As the flagship for the Seventh Fleet, the USS Blue Ridge plays a critical role in United States security by overseeing all American maritime operations in Asia and the western Pacific. The venerable warship is the US Navy’s second-oldest active-duty vessel and has survived the Vietnam war, the cold war and tensions with China and North Korea.
But there is one foreign threat against which the Blue Ridge proved utterly defenceless for many years: a six-foot-three, 158kg tugboat owner known as “Fat Leonard”.
In a case that ranks as the worst corruption scandal in US Navy history, the Justice Department has charged 15 officers and one enlisted sailor who served on the Blue Ridge with taking bribes from or lying about their ties to Leonard Glenn Francis, a Singapore-based tycoon who held lucrative contracts to service ships and submarines in Asian ports.

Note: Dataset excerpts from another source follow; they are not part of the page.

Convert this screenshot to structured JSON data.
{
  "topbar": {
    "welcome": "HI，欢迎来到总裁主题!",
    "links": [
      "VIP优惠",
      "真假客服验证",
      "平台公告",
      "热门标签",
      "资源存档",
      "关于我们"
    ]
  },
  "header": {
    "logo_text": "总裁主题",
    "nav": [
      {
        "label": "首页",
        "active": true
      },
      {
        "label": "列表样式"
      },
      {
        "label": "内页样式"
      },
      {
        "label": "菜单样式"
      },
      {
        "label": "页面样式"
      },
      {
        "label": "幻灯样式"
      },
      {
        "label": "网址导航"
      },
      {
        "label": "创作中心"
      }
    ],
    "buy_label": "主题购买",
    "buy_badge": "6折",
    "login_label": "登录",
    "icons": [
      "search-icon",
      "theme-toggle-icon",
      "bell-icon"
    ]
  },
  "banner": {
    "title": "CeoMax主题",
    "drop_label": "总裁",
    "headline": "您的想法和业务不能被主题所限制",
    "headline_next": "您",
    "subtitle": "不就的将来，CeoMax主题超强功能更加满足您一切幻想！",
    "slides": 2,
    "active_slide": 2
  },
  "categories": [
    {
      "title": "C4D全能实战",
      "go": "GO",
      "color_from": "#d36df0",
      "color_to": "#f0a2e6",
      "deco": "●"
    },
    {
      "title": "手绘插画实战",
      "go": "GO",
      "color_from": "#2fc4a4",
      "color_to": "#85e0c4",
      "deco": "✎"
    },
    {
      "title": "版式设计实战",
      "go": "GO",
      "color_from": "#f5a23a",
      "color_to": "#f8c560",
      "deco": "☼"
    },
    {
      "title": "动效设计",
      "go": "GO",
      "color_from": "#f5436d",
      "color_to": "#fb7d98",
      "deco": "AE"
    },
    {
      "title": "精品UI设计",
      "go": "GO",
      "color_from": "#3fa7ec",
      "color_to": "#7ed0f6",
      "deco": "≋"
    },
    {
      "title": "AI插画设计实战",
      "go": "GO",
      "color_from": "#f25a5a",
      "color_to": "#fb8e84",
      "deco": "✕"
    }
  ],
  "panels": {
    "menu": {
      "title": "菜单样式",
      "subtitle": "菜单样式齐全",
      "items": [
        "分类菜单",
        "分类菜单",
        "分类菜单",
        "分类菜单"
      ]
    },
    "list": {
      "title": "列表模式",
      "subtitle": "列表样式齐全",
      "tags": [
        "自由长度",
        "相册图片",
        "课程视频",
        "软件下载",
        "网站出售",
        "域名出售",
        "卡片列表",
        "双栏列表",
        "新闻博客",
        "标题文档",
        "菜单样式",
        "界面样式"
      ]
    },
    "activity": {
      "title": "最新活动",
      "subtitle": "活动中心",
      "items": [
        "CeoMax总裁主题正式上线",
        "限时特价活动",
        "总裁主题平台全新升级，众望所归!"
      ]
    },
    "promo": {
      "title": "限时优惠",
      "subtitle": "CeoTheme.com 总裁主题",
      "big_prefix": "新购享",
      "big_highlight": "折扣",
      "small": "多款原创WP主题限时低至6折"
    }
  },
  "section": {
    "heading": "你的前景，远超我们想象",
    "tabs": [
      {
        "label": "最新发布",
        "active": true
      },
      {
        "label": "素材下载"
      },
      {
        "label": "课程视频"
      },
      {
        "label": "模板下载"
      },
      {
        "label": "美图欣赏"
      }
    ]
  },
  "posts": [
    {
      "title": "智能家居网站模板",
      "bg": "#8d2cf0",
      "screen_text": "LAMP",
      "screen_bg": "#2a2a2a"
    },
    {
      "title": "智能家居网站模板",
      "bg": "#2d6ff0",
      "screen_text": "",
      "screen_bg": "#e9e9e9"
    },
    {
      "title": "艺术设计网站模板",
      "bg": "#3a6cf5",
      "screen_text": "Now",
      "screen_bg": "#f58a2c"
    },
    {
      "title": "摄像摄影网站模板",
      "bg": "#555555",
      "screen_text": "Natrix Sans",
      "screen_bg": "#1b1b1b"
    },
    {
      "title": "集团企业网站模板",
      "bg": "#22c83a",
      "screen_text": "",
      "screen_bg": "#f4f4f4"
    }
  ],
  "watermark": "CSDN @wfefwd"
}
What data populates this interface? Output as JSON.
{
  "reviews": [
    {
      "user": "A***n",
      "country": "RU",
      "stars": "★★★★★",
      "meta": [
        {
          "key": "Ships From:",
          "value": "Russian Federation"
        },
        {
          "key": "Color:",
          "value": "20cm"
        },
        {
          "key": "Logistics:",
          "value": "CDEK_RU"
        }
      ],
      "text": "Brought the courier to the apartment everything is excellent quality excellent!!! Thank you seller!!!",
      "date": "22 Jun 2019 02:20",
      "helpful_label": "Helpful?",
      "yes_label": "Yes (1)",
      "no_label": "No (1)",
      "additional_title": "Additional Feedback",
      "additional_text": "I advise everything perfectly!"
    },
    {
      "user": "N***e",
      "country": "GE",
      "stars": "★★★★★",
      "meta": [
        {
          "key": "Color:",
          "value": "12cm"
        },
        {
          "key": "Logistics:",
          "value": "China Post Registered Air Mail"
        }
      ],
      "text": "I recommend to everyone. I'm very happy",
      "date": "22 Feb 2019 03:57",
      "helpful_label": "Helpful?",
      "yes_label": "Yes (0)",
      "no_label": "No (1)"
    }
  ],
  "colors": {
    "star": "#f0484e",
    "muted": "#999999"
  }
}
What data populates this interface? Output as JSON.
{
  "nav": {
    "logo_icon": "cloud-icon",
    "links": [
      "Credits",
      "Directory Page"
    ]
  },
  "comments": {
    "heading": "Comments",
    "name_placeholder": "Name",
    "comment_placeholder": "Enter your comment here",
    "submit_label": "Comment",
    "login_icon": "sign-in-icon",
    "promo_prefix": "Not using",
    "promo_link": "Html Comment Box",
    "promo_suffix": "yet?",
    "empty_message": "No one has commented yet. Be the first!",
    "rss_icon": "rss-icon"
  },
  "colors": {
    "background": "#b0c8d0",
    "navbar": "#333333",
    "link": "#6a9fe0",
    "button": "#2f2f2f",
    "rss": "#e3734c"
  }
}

Prosecutors say nine sailors from the Seventh Fleet flagship leaked classified information about ship movements and other secrets to Francis, a Malaysian citizen, making the Blue Ridge perhaps the most widely compromised US military headquarters of the modern era. The Navy is investigating dozens of others who served on the ship, which is based in Japan, for possible violations of military law or ethics rules, according to documents and interviews.
Between 2006 and 2013, Francis doled out illicit gifts, hosted epicurean feasts and sponsored sex parties for Blue Ridge personnel on at least 45 occasions, according to federal court records and Navy documents obtained under the Freedom of Information Act. Officers from the Blue Ridge consumed or pocketed about US$1 million in gourmet meals, liquor, cash, vacations, airline tickets, tailored suits, Cuban cigars, luxury watches, cases of beef, designer handbags, antique furniture and concert tickets – and revelled in the attention of an armada of prostitutes, records show.